Minimum split height given as the fraction of the difference between cutHeight and the 5th percentile of joining heights. Branches merging below this height will automatically be merged. Defaults to zero but is used only if minAbsSplitHeight below is NULL.

minAbsSplitHeight

Minimum split height given as an absolute height. Branches merging below this height will automatically be merged. If not given (default), will be determined from minSplitHeight above.

useBranchEigennodeDissim

Logical: should branch eigennode (eigengene) dissimilarity be considered when merging branches in Dynamic Tree Cut?

minBranchEigennodeDissim

Minimum consensus branch eigennode (eigengene) dissimilarity for branches to be considerd separate. The branch eigennode dissimilarity in individual sets is simly 1-correlation of the eigennodes; the consensus is defined as quantile with probability consensusQuantile.

stabilityLabels

Optional matrix of cluster labels that are to be used for calculating branch dissimilarity based on split stability. The number of rows must equal the number of genes in multiExpr; the number of columns (clusterings) is arbitrary. See branchSplitFromStabilityLabels for details.

stabilityCriterion

One of c("Individual fraction", "Common fraction"), indicating which method for assessing stability similarity of two branches should be used. We recommend "Individual fraction" which appears to perform better; the "Common fraction" method is provided for backward compatibility since it was the (only) method available prior to WGCNA version 1.60.

minStabilityDissim

Minimum stability dissimilarity criterion for two branches to be considered separate. Should be a number between 0 (essentially no dissimilarity required) and 1 (perfect dissimilarity or distinguishability based on stabilityLabels). See branchSplitFromStabilityLabels for details.

pamStage

logical. If TRUE, the second (PAM-like) stage of module detection will be performed. See cutreeDynamic for more details.

pamRespectsDendro

Logical, only used when pamStage is TRUE. If TRUE, the PAM stage will respect the dendrogram in the sense an object can be PAM-assigned only to clusters that lie below it on the branch that the object is merged into. See cutreeDynamic for more details.

iteratePruningAndMerging

Logical: should pruning of low-KME genes and module merging be iterated? For backward compatibility, the default is FALSE but it setting it to TRUE may lead to better-defined modules.

minCoreKME

a number between 0 and 1. If a detected module does not have at least minModuleKMESize genes with eigengene connectivity at least minCoreKME, the module is disbanded (its genes are unlabeled and returned to the pool of genes waiting for mofule detection).

minCoreKMESize

see minCoreKME above.

minKMEtoStay

genes whose eigengene connectivity to their module eigengene is lower than minKMEtoStay are removed from the module.

impute

logical: should imputation be used for module eigengene calculation? See moduleEigengenes for more details.

trapErrors

logical: should errors in calculations be trapped?

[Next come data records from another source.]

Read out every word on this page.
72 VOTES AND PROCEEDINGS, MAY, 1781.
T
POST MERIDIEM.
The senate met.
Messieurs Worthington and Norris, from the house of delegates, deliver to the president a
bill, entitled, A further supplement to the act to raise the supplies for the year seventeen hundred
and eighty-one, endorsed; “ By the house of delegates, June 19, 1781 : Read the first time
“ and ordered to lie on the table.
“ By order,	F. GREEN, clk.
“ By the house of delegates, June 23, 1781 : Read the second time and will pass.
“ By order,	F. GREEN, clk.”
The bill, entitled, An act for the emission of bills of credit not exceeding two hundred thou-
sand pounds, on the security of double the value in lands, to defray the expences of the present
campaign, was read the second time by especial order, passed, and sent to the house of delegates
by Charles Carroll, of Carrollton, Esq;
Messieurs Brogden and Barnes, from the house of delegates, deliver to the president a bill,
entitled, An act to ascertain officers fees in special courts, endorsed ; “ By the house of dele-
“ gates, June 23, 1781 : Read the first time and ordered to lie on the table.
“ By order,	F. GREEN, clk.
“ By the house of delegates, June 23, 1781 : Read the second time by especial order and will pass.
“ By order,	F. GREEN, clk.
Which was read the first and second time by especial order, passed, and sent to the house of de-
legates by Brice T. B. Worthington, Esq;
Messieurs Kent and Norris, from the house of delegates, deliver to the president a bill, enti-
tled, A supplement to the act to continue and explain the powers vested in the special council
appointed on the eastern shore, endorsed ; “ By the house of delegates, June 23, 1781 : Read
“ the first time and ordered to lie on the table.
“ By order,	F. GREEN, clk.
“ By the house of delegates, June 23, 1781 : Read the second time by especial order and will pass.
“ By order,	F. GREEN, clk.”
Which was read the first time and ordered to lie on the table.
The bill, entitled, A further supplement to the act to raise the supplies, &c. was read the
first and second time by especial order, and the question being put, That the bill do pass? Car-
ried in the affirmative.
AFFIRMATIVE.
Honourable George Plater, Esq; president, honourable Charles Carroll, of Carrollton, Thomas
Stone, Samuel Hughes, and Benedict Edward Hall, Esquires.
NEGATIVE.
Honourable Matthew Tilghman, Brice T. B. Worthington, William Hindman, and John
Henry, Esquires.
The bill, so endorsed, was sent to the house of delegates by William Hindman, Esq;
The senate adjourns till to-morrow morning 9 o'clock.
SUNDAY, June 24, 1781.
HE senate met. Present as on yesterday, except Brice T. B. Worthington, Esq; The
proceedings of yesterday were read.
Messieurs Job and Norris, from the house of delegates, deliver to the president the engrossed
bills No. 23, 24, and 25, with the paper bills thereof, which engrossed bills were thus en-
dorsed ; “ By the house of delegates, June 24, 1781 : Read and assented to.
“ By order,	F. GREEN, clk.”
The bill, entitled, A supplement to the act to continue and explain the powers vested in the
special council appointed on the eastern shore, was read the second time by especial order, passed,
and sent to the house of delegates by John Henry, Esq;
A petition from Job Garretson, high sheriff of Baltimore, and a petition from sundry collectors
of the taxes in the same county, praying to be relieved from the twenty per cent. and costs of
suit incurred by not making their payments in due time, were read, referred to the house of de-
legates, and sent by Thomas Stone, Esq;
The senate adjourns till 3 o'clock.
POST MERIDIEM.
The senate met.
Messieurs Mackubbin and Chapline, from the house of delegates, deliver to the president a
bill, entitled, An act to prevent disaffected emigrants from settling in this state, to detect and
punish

calibrateMergingSimilarities

Logical: should module eigengene similarities be calibrataed before calculating the consensus? Although calibration is in principle desirable, the calibration methods currently available assume large data and do not work very well on eigengene similarities.

mergeCutHeight

Dendrogram cut height for module merging.

collectGarbage

Logical: should garbage be collected after some of the memory-intensive steps?

verbose

integer level of verbosity. Zero means silent, higher values make the output progressively more and more verbose.

indent

indentation for diagnostic messages. Zero means no indentation, each unit adds two spaces.

…

Other arguments. Currently ignored.

Value

List with the following components:

labels

A numeric vector with one component per variable (gene), giving the module label of each variable (gene). Label 0 is reserved for unassigned variables; module labels are sequential and smaller numbers are used for larger modules.

unmergedLabels

A numeric vector with one component per variable (gene), giving the unmerged module label of each variable (gene), i.e., module labels before the call to module merging.

colors

A character vector with one component per variable (gene), giving the module colors. The labels are mapped to colors using labels2colors.

unmergedColors

A character vector with one component per variable (gene), giving the unmerged module colors.

multiMEs

Module eigengenes corresponding to the modules returned in colors, in multi-set format. A vector of lists, one per set, containing eigengenes, proportion of variance explained and other information. See multiSetMEs for a detailed description.

dendrograms

A list with one component for each block of genes. Each component is the hierarchical clustering dendrogram obtained by clustering the consensus gene dissimilarity in the corresponding block.

consensusTOMInfo

A list detailing various aspects of the consensus TOM. See hierarchicalConsensusTOM for details.

blockInfo

A list with information about blocks as well as the vriables and observations (genes and samples) retained after filtering out those with zero variance and too many missing values.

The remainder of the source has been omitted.